According to aerospace professionals who say his achievements are virtually unmatched, Whitcomb, who died in 2009 at the age of 88, certainly belongs amongst that group.
"During his almost four decades of federal service, Whitcomb's fundamental insight into aerodynamics and his practical solutions led to three of the most significant and practical contributions to aeronautics in the 20th century," said Lesa Roe, director of NASA's Langley Research Center in Hampton, Va.
Whitcomb's three significant contributions are the area rule, supercritical wing, and winglets.
Whitcomb's entire career was spent at Langley, arriving fresh out of college in 1943. In 1952, Whitcomb discovered and experimentally verified the area rule, a revolutionary aircraft design principle. If the fuselage of a transonic plane is narrowed so that it is shaped more like an old-fashioned soda bottle, its drag is reduced and speed increased without having to add any more power. The area rule has been applied to nearly every U.S. supersonic aircraft designed since, earning Whitcomb the prestigious Collier Trophy, for the most important aeronautical advance of the year, in 1954.
The Collier Trophy, presented by the National Aeronautic Association, is awarded yearly "for the greatest achievement in aeronautics or astronautics in America, with respect to improving the performance, efficiency, and safety of air or space vehicles, the value of which has been thoroughly demonstrated by actual use during the preceding year."
Whitcomb's second contribution, the supercritical wing, revolutionized the design of jet liners in the 1960's with a swept-back wing airfoil that delayed the onset of drag. This increased the fuel efficiency of aircraft flying close to the speed of sound.
In the 1970's, Whitcomb designed winglets, or wingtip devices that reduced yet another type of drag. This further improved aircraft efficiency and many aircraft today sport wingtips that are angled up for better fuel performance.
Whitcomb was recognized and highly decorated for his achievements. He received the National Medal of Science from Richard Nixon in 1973, the U.S. Air Force Exceptional Service medal in 1955, the first National Advisory Committee for Aeronautics' (NASA's predecessor) Distinguished Service Medal in 1956, the NASA Exceptional Scientific Achievement Medal in 1959 and the National Aeronautics Association's Wright Brothers Memorial Trophy in 1974.
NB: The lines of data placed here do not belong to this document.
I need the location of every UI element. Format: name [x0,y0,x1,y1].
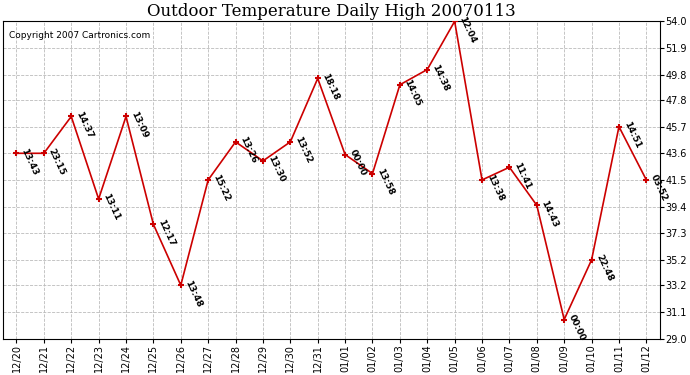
Text: 14:05: 14:05 [403,78,423,108]
Text: 00:00: 00:00 [567,313,587,342]
Text: 14:51: 14:51 [622,120,642,150]
Text: 13:43: 13:43 [19,147,39,177]
Text: 18:18: 18:18 [320,72,341,102]
Title: Outdoor Temperature Daily High 20070113: Outdoor Temperature Daily High 20070113 [147,3,516,20]
Text: 13:52: 13:52 [293,135,313,165]
Text: 00:00: 00:00 [348,148,368,177]
Text: 14:37: 14:37 [74,110,95,140]
Text: 22:48: 22:48 [594,253,615,283]
Text: 13:30: 13:30 [266,154,286,184]
Text: 11:41: 11:41 [512,160,533,190]
Text: 12:17: 12:17 [156,218,177,248]
Text: 14:38: 14:38 [430,63,451,93]
Text: 13:26: 13:26 [238,135,259,165]
Text: 14:43: 14:43 [540,199,560,229]
Text: 13:58: 13:58 [375,167,395,197]
Text: 13:09: 13:09 [129,110,149,140]
Text: 03:52: 03:52 [649,173,669,203]
Text: 12:04: 12:04 [457,15,477,45]
Text: 13:11: 13:11 [101,192,121,222]
Text: 13:48: 13:48 [184,279,204,309]
Text: 23:15: 23:15 [47,147,67,177]
Text: 15:22: 15:22 [211,173,231,203]
Text: Copyright 2007 Cartronics.com: Copyright 2007 Cartronics.com [10,31,150,40]
Text: 13:38: 13:38 [485,173,505,203]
Whitcomb has been inducted into other prestigious groups, including the National Inventors' Hall of Fame in 2003, the National Academy of Engineering in 1976, for his pioneering research in the aerodynamic design of high performance aircraft, and the Paul E. Garber First Flight Shrine at the Wright Brothers National Memorial in North Carolina.
He was awarded an honorary doctorate and the presidential medal from his alma mater, Worcester Polytechnic Institute.
Other National Aviation Hall of Fame inductees this year include aviation artist Keith Ferris, female aviation pioneer Geraldine Cobb, and the late Elwood Quesada, an Air Force general and pilot who in 1929 helped develop and demonstrate air-to-air refueling and was the first commander of the USAF Tactical Air Command and the first head of the Federal Aviation Administration.